Le principe de mutage à l’alcool met au monde les premiers vins doux naturels (VDN), selon l’invention attribuée à Arnaud de Villeneuve, médecin catalan installé à Montpellier. Mais l’alcool coûte fort cher, et ne peut être utilisé que pour élaborer des produits de luxe. Aussi, la pratique du passerillage persiste-t-elle jusqu’au XIXe siècle.
La Cour des rois d’Aragon, puis l’installation des Papes en Avignon, issus du Sud de la France, contribuent à la diffusion et au rayonnement des muscats auprès des classes les plus aisées. La reconnaissance de leurs vertus médicinales fortifiantes les exempte de lourdes taxes, leur permettant de passer toutes les frontières. La reconnaissance économique, mais aussi culturelle et politique conduit les muscats à un âge d’or du XVIe au XIXe siècle. François Rabelais célèbre « les forts bons vins de Mirevaulx » lors de ses séjours à Montpellier (1530 et 1537). Les vignerons de Mireval lui rendront à leur tour hommage en baptisant leur coopérative « Cave Rabelais » et en s’identifiant à son effigie. De jeunes étudiants suisses, les Frères Platter, nous indiquent, en 1595 que « Les enseignes de Paris le désignent sous le nom de Muscat de Frontignan, mais les villages voisins, Mirevaux par exemple, en produisent d’aussi bons sinon de meilleurs […] Mirevaux est une petite ville musée, moitié plus petite que Frontignan, produisant comme je l’ai dit le meilleur Muscat. »
La vigne devient la culture prépondérante sur le territoire à partir du XVIe siècle. La prospérité y règne en dépit des guerres de religion, dévastatrices pour les productions, et de multiples fléaux naturels (gel, grêle, peste, parasites) jusqu’à la fin du XIXe siècle. Les premiers compoix, aujourd’hui difficiles à exploiter, nous confirment la persistance du triptyque romain vigne/olivier/blé, avec une place grandissante pour le muscat, de 33 ha à 60 ha à Mireval entre 1623 et 1730, la moitié de la production viticole en muscat à Vic-la-Gardiole (112 ha sur 250 ha en 1736). Par la suite, la culture connaît une certaine désaffection à Mireval, au profit des vins rouges, alors que des propriétaires aisés de Mireval et de Frontignan continuent à arriver massivement sur les terres de Vic.

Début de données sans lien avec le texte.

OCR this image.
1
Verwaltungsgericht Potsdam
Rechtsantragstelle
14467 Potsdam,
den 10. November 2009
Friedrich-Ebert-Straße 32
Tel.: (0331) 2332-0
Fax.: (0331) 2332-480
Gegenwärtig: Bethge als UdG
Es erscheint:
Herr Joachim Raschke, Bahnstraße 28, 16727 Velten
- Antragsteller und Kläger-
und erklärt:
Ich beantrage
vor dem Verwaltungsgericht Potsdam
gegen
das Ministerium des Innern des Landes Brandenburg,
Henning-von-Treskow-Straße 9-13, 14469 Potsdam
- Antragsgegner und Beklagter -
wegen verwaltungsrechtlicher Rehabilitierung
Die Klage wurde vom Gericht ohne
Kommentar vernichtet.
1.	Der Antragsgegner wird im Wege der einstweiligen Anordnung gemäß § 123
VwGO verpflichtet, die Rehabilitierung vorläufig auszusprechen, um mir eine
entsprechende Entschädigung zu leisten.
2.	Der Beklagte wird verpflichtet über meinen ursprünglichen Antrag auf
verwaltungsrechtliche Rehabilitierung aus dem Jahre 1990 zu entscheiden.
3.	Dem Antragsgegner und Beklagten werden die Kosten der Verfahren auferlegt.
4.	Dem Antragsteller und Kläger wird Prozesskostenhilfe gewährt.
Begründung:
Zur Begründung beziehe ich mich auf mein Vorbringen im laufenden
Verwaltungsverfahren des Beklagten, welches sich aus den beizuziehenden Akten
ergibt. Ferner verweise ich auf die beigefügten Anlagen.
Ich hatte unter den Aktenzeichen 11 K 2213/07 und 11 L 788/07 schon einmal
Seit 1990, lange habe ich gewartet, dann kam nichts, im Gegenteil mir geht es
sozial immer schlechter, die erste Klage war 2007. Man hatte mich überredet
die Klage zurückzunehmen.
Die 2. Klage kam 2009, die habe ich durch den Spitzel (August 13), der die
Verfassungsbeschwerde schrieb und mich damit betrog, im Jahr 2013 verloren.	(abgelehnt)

L’épisode du phylloxéra entraîne un glissement des cultures vers les sables du littoral, qui protègent les ceps. Le vignoble atteint alors ses surfaces maximales, jusqu’à la mer. La construction d’un système de production de masse, entre 1850 et nos jours, met à mal la qualité, puis les superficies en production : généralisation du mutage à l’alcool, production de vins aromatisés, perte de l’AOC pour les raisins passerillés dans les années 1950, puis uniformisation de l’offre de muscat avec l’apparition de la grande distribution. Le système coopératif créé dès 1912 à Frontignan, qui avait sauvé les petits vignerons, perd au fil du temps sa capacité d’innovation. Le territoire traverse de sombres décennies.